Bref, pour voir de quelle armure est équipée votre personnage et pour en changer, il faudra passer par le menu commun aux options/sauvegardes/inventaires, … (esc), puis sélectionner arme, puis voir de quelle arme il s’agit en regardant si celle-ci est entourée de crochets lumineux si elle est équipée. Cela serait encore supportable, si cette gestion ne concernait que l’équipement ou non d’un objet, mais elle concerne également l’ENSEMBLE des objets transportés, pouvant faire l’objet d’artisanat. Autant l’artisanat est relativement intéressant et apporte un plus indéniable au jeu, autant la mise en pratique de celui est une véritable galère, avec une interface unifiée à l’inventaire, une abomination visant à décourager ou à énerver le joueur souhaitant transférer une amélioration d’une arme sur une autre. On passera souvent de multiples fois sur l’interface, sans aucune visibilité de son équipement, au point de ne pas voir la pièce à améliorer pour au final en améliorer une autre…

Les individus ayant inventé ce subtil moyen de torture digne de l’Inquisition devraient faire un tour par le pal, avant de se retrouver écartelés en place publique. Enfin, bon, puisque nous parlons d’inquisition, peut être voulaient ils faire profiter le joueur d’une catégorie de leurs services.

Du côté des combats, la déception n’est pas aussi violente, mais elle est aussi présente. Les combats sont en grande partie gérés en temps réel. Si le joueur a la possibilité de s’éloigner du champs de bataille géré en temps réel avec pause, il sera vain d’espérer établir une tactique digne de ce nom. Tout d’abord, la barre de raccourcis de vos personnages ne comprend que huit emplacements permettant le lancement de sorts ou de capacités spéciales, mais deux autres éléments vont vous empêcher d’élaborer une tactique digne de ce nom.
Il s’agira tout d’abord de la vue. S’il est dorénavant possible de dé-zoomer en vue tactique se situant à mi-chemin entre le premier opus et le second, celle-ci ne permet pas d’appréhender facilement le champ de bataille.

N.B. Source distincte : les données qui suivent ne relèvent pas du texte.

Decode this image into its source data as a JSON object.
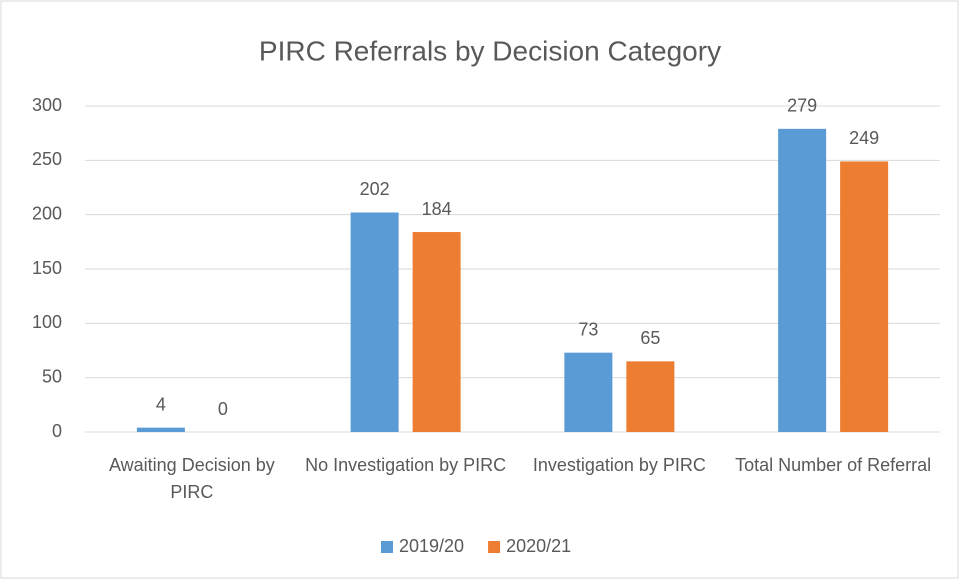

Exit la possibilité de bien se positionner, afin de profiter du coté tactique des combats. Ce ne sera pourtant pas ce dernier point qui achève toute velléité de planification, mais plus l’impossibilité totale de donner plusieurs ordres à la chaîne. Mettre la pause entre l’exécution de chaque ordre afin de faire du micro-management de votre équipe devient vite galère, et on finit par laisser l’IA s’occuper de gérer vos compagnons, et très vite le combat prend l’aspect d’un feu d’artifice, où l’on gère tant bien que mal les attaques, tant par manque de visibilité de l’ensemble que par l’impossibilité de mettre en œuvre une tactique cohérente. Le tout finit par ressembler à un MMORPG, ou le joueur se positionne vaguement et ne fait qu’utiliser successivement les compétences en fonction de leur « cooldown », et dans un ordre préétabli pour maximiser les dégâts. Pour ce qui est des compétences de vos compagnons, on programmera l’IA, et on laissera faire. C’est loin d’être une catastrophe, mais ça aurait pu être tellement mieux à peu de frais !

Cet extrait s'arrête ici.